KSA startup carrier pledges 'low fares'
Sama, Saudi Arabia’s first independent scheduled airline, aims to begin flights in Summer of this year.
Sama, Saudi Arabia’s first independent scheduled airline, aims to begin flights in Summer of this year. The carrier will initially focus on the domestic Saudi market and promises to significantly undercut existing fares on these routes.
“We will publish details of our fares shortly, but our customers can look forward to highly attractive fares at levels significantly lower than they currently pay,” said Sudeep Ghai, chief commercial officer, Sama (which means ‘to fly high’ or ‘be elevated’ in Arabic).
“We are confident that the great service and on-board product that we will offer alongside these low fares will be highly attractive to our target customer base. We would urge people to try us out and find out for themselves.”
The domestic Saudi aviation market is seen as a significant untapped opportunity. There are 26 commercial airports in Saudi Arabia and the country’s busiest route, Jeddah-Riyadh, saw 1,123,000 passenger movements in 2004. However, the market has been served by only one airline, the flag carrier Saudi Arabian Airlines.
Some high profile individiuals and institutions certainly seem to believe in the market’s potential. The startup carrier is chaired by Prince Bandar bin Khalid Al Faisal, a licensed pilot and sky diving enthusiast, whose business interests include Harvey Nichols Saudi Arabia and Arabian Printing and Publishing House. Sama’s institutional investors include Olayan, Saudi Industrial Services Co and Sarah Development Company Ltd.

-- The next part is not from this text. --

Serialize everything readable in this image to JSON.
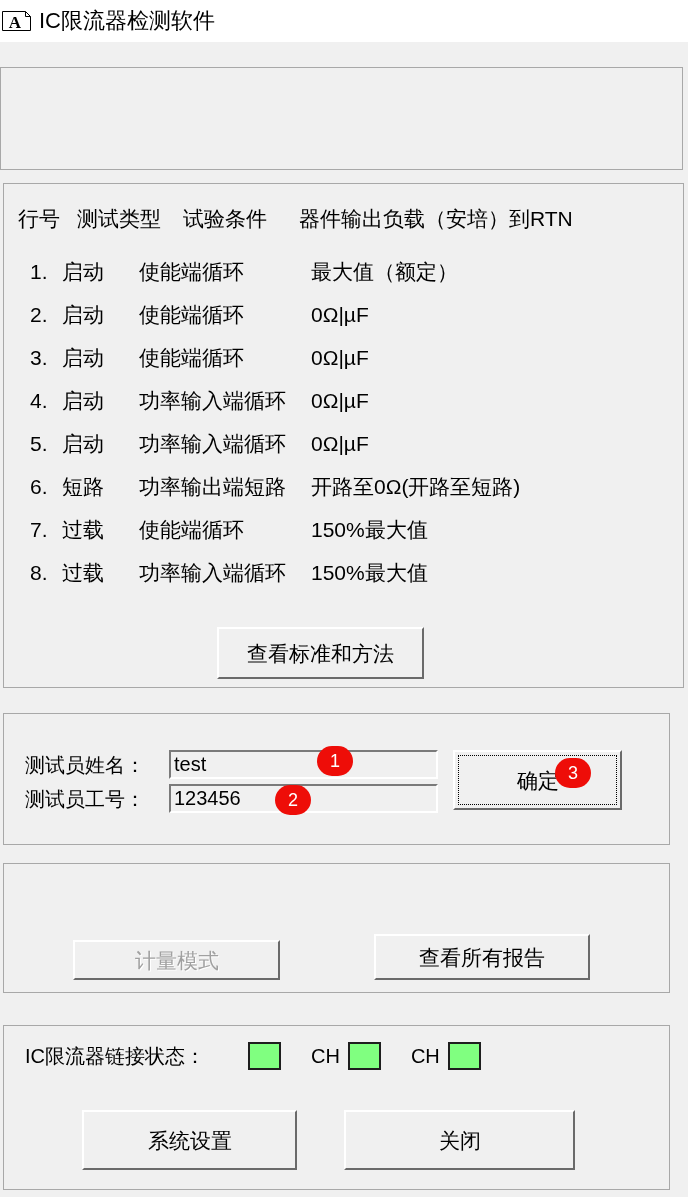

Mango Aviation Partners, a UK consultancy specialising in no frills aviation, is assisting with the launch. Several of its own partners will be seconded to the airline during its startup phase. Mango is supplying Andrew Cowen, formerly of Go and British Airways, as Sama’s chief executive officer; Michael Coltman, formerly of Go and easyJet, as chief operating officer; and Sudeep Ghai, formerly of Virgin Nigeria and British Airways, as chief commercial officer.
Mango’s brief is to establish the airline, including obtaining licenses and operating approvals, and recruit a management team. Wherever qualified candidates are available, Saudi nationals will be recruited and the airline expects to meet any mandatory Saudisation targets.
The airline says it will, ‘most definitely’ be recruiting women, although it isn’t clear whether that will include cabin crew. “We welcome applications from all suitably qualified women but can assure anyone that is worried about it that all working arrangements will be in accordance with legal and religious guidelines,” says Ghai.
Although Sama will initially focus on Saudi Arabia, Ghai confirmed that the airline will begin flights to other countries in the longer term. The company’s stated objective is to be, “the preferred and most successful low fares airline in the Middle East.”
Sama will use leased Boeing 737-300 aircraft in an all-economy configuration. The airline expects to create around 350 new jobs by the end of 2006, the vast majority of whom are expected to be Saudis.
In its press material, Sama says that it has taken its inspiration from Southwest Airlines, the American pioneer of ‘no frills’ aviation. “We are adopting that same business model,” said Ghai, which hints at charging passengers for on board services.
“By a ruthless and continuing control of costs, Sama can offer lower fares than traditional carriers to anyone and everyone who wants to fly.
The airline will sell tickets through the internet, telesales and travel agents. The only major details that remain to be revealed about Sama are destinations and fares.